Turn around; don't drown

 According to the Centers for Disease Control and Prevention, a mere 6 inches of fast-moving flood water can knock over an adult. It takes just 12 inches of rushing water to carry away a small car, while 2 feet of rushing water can carry away most vehicles.

North Carolina Marine Fisheries today issued a swimming advisory for all of Dare and Currituck counties citing concern for excessive bacteria in the coastal waters due to flooding.

According to the press release, officials advise people to "avoid swimming in coastal waters in and around Dare and Currituck counties due to high rainfall and flooding from recent storms that may lead to excessive bacteria in the water."

State officials will begin resampling locations in and around Dare and Currituck counties 24 hours after storm water pumping has ceased and roads are passable. 

Waters impacted by the slow-moving storms "can contain elevated levels of bacteria that can make people sick," said J.D. Potts, manager of the N.C. Recreational Water Quality Program. "Floodwaters and stormwater runoff can contain pollutants such as waste from septic systems, sewer line breaks, wildlife, petroleum products and other chemicals."

Threat of more flooding persists

The weather throughout the Outer Banks continues to make driving conditions difficult.

Widespread rainfall amounts of 2 to 6 inches with locally heavier amounts are possible through Wednesday evening, which could result in areas of continued localized flooding. A prolonged period of unsettled weather will linger into Thursday.

Small craft and dangerous rip current advisories remain in effect.

Remember: It is never safe to drive or walk into flood waters.

Drivers are urged to remain alert to road conditions. Each year, more deaths occur due to flooding than from any other thunderstorm related hazard.

The Centers for Disease Control and Prevention report that over half of all flood-related drownings occur when a vehicle is driven into hazardous flood water. The next highest percentage of flood-related deaths is due to walking into or near flood waters. People underestimate the force and power of water. Many of the deaths occur in automobiles as they are swept downstream. Of these drownings, many are preventable, but too many people continue to drive around the barriers that warn you the road is flooded. A mere 6 inches of fast-moving flood water can knock over an adult.

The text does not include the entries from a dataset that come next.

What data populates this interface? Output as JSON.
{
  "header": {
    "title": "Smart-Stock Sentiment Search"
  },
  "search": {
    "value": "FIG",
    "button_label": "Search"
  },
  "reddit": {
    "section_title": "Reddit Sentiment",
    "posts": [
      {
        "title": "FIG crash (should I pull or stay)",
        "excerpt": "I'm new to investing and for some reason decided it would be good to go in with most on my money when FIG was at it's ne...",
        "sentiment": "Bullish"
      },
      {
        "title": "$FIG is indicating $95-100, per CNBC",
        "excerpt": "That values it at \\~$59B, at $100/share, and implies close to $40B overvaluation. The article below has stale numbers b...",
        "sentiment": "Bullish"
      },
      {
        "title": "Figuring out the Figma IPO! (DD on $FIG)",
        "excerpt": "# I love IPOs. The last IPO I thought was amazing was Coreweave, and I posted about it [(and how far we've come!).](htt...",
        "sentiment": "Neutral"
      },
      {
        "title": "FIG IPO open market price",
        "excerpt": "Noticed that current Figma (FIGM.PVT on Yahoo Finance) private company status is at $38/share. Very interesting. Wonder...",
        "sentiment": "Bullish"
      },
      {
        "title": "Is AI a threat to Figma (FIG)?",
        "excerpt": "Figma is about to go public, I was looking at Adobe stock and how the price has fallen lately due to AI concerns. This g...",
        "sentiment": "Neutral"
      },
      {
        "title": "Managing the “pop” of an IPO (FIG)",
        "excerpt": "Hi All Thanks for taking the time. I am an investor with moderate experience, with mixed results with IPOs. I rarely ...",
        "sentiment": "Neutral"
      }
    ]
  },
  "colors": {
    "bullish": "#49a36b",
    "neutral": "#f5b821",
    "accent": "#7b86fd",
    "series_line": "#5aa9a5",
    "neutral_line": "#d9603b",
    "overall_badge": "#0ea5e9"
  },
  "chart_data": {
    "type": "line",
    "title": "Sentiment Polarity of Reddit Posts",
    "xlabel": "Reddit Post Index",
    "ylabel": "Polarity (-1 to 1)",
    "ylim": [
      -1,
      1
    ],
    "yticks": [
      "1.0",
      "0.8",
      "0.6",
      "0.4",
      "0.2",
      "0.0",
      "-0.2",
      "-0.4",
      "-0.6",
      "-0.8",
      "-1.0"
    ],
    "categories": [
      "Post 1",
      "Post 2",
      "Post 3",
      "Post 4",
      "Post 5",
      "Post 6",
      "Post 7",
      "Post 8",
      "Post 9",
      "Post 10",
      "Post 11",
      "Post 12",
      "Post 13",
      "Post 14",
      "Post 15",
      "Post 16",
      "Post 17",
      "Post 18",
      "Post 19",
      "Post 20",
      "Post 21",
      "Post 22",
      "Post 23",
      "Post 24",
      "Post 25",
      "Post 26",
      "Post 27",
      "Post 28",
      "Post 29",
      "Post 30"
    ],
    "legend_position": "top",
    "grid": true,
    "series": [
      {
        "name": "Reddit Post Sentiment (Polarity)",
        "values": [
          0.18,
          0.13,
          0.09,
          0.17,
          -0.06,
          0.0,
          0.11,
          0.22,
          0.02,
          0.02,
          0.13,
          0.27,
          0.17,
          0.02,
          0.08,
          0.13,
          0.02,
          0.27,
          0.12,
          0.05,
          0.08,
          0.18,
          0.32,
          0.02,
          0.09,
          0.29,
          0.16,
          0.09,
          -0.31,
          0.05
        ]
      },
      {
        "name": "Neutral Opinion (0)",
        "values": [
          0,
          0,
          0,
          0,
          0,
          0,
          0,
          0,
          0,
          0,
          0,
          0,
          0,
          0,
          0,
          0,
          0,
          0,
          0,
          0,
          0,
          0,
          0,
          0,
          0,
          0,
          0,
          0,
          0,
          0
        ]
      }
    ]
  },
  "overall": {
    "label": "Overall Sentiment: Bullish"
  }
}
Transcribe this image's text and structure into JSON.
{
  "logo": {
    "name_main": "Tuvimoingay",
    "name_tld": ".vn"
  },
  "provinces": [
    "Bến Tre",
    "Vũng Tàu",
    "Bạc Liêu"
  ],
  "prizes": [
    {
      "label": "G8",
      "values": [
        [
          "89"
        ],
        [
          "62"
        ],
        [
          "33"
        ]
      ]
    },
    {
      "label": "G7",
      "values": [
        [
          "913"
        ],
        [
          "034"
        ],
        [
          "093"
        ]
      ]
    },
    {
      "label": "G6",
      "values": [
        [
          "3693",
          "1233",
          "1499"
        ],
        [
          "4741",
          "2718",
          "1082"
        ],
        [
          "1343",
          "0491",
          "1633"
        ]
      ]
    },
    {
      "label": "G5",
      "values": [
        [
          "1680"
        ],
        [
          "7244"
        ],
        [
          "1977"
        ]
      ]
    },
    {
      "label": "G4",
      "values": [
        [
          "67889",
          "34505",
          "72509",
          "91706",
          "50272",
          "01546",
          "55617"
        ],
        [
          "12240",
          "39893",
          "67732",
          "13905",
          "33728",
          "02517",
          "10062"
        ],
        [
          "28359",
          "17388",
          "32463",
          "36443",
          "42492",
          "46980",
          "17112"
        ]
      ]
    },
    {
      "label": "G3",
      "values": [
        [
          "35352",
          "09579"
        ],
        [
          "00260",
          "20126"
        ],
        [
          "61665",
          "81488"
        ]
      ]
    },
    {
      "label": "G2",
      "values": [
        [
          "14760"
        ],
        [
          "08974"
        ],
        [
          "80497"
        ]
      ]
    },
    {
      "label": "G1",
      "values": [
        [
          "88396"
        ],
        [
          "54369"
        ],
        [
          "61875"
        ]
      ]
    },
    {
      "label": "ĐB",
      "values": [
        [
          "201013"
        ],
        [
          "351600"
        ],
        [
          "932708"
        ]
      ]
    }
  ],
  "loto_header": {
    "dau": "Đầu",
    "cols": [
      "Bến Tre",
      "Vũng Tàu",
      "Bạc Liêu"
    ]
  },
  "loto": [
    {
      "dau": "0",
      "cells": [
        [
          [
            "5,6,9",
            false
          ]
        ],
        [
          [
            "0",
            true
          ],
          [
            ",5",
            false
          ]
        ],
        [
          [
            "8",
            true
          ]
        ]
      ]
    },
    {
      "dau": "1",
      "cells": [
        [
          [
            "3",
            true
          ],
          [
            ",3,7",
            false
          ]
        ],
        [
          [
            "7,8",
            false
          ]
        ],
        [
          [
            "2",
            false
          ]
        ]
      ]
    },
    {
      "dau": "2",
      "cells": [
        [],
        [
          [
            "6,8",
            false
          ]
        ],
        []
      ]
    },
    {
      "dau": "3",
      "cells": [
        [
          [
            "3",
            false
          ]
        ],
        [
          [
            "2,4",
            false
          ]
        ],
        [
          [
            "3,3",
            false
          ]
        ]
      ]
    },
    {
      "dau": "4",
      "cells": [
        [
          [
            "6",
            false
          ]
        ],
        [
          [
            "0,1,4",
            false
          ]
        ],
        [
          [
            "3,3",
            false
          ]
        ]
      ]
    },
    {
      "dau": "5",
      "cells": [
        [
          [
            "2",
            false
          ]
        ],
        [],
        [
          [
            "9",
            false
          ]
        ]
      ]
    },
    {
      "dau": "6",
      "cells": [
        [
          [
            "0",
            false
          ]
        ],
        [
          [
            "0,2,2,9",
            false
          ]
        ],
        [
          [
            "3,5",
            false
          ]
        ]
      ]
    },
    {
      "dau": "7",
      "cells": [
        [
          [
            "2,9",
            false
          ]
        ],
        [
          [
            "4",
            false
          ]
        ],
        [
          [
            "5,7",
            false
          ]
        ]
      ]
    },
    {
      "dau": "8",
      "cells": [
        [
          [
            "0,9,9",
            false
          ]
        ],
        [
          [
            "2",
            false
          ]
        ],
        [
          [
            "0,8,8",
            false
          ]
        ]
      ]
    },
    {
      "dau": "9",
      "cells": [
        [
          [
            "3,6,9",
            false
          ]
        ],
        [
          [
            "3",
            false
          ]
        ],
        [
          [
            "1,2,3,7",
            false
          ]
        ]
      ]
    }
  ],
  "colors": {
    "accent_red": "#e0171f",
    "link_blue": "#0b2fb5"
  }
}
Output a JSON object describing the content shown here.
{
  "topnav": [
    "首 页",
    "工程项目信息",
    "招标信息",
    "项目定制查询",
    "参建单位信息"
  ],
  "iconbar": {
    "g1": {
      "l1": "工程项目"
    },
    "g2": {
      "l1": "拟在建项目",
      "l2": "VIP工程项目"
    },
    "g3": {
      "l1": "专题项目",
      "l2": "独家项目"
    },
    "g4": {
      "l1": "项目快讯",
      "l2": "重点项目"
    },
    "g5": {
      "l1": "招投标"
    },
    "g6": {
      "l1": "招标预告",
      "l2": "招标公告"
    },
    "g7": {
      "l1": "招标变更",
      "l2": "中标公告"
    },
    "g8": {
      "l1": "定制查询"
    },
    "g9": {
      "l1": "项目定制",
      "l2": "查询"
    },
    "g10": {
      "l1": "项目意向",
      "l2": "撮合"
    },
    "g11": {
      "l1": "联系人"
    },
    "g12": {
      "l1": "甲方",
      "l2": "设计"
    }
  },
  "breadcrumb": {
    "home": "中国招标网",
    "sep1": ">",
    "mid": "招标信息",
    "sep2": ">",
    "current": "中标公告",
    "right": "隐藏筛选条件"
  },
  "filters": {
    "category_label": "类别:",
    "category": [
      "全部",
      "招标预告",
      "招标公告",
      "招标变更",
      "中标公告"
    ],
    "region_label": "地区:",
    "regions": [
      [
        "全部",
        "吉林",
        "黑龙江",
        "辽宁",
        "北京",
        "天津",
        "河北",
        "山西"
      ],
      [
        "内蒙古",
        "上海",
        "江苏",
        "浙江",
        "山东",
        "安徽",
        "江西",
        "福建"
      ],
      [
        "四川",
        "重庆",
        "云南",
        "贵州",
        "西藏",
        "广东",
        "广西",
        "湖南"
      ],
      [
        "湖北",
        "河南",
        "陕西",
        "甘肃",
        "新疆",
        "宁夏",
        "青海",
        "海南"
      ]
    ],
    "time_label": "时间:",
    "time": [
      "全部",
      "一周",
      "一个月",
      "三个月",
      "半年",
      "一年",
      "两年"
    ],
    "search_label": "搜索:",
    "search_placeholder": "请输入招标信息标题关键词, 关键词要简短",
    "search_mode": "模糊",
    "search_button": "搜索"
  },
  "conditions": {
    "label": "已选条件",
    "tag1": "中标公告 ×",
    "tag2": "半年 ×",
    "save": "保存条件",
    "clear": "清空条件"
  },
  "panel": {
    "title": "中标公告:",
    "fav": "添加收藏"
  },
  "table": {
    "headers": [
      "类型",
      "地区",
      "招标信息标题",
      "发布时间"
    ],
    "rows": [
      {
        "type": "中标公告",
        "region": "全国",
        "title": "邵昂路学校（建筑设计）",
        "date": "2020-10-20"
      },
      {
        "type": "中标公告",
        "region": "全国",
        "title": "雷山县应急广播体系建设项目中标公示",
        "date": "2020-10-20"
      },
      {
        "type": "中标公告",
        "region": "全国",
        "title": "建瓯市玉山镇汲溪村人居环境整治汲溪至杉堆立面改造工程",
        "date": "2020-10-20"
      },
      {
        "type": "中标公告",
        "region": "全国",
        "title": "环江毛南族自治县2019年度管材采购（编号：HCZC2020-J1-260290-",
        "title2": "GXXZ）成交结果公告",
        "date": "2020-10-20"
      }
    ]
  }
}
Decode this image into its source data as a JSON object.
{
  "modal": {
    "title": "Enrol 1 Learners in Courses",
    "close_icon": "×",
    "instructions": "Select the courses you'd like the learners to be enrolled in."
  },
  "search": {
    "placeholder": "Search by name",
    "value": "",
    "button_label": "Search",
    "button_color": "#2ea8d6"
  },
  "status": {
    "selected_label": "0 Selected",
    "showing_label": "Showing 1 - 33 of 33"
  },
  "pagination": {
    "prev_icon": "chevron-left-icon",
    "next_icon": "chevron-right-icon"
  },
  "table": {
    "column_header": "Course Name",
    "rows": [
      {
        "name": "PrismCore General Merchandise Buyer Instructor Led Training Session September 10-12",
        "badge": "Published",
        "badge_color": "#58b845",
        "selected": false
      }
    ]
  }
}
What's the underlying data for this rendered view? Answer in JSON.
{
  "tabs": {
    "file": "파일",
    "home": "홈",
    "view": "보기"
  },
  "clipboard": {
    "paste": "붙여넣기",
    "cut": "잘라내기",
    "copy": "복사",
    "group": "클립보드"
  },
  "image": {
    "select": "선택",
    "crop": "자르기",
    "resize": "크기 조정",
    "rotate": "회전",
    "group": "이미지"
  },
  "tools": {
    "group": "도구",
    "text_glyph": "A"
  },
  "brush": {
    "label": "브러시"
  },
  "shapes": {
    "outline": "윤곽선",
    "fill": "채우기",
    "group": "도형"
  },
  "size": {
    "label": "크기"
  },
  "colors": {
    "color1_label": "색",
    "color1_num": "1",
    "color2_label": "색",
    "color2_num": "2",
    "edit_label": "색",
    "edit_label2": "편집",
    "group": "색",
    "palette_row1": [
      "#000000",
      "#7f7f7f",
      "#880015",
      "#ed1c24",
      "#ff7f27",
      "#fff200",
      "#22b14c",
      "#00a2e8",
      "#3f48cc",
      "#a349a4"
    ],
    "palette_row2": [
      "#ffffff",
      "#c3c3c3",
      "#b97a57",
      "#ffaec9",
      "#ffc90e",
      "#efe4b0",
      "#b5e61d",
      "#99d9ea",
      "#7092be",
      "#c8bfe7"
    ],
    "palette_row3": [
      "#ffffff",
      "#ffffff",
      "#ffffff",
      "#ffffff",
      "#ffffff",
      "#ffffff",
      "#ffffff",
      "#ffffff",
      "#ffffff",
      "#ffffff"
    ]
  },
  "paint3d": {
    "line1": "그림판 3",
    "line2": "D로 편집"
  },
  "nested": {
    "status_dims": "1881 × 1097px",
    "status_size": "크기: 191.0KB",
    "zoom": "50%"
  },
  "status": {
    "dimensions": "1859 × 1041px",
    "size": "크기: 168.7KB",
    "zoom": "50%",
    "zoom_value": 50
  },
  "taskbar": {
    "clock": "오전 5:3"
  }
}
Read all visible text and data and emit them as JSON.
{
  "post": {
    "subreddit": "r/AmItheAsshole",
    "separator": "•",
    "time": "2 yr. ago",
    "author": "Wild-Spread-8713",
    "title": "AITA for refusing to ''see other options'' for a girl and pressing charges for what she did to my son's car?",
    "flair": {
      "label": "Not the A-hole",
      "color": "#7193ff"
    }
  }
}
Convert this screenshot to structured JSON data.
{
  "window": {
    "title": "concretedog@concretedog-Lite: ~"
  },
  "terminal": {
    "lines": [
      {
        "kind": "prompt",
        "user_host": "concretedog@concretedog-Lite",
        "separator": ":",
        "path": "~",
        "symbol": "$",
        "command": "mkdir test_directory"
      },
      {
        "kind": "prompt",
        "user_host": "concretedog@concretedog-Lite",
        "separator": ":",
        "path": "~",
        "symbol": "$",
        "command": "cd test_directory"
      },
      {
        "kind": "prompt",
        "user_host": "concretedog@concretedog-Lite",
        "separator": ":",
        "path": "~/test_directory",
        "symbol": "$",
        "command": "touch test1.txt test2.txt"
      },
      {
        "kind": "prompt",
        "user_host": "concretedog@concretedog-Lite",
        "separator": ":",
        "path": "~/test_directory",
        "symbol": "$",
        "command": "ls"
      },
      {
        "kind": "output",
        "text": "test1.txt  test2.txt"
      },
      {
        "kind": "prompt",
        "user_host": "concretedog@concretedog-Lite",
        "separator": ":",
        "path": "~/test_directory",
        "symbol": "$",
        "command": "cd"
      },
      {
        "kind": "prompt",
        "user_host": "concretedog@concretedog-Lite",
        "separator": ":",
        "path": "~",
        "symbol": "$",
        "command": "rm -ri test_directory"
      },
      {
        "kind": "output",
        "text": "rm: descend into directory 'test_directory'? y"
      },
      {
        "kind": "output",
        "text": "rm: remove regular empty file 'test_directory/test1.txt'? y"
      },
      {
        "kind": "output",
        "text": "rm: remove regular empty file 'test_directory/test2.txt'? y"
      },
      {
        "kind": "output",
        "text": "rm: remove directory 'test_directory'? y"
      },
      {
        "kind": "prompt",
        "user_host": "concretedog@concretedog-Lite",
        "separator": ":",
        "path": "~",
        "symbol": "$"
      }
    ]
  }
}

It takes just 12 inches of rushing water to carry away a small car, while 2 feet of rushing water can carry away most vehicles.

Stay out of the water

Current weather conditions produce dangerous rip currents, strong shore break — which occur when waves break directly on the beach — strong longshore current, and 5-feet to 7-feet surf.

People, even strong swimmers, are urged to stay out of the water.

If caught in a rip current:

  • Remain calm
  • Don`t fight the current
  • Swim in a direction following the shoreline
  • When out of the current, swim back to shore.
  • If tired, float or tread water until out of the rip current. If unable to escape, face the shore and call or wave for help.

The most common injuries with strong shore break are neck and back injuries, which most often occur when the powerful surf throws a swimmer or surfer head first into the bottom. It is extremely important to protect your head and neck whenever you are in breaking waves by keeping your hands in front of you at all times.

Strong longshore currents can sweep swimmers and surfers into rip currents, piers, jetties and other hazardous areas.

In many cases, the longshore current is strong enough to prevent swimmers from being able to keep their feet on the bottom making it difficult to return to shore.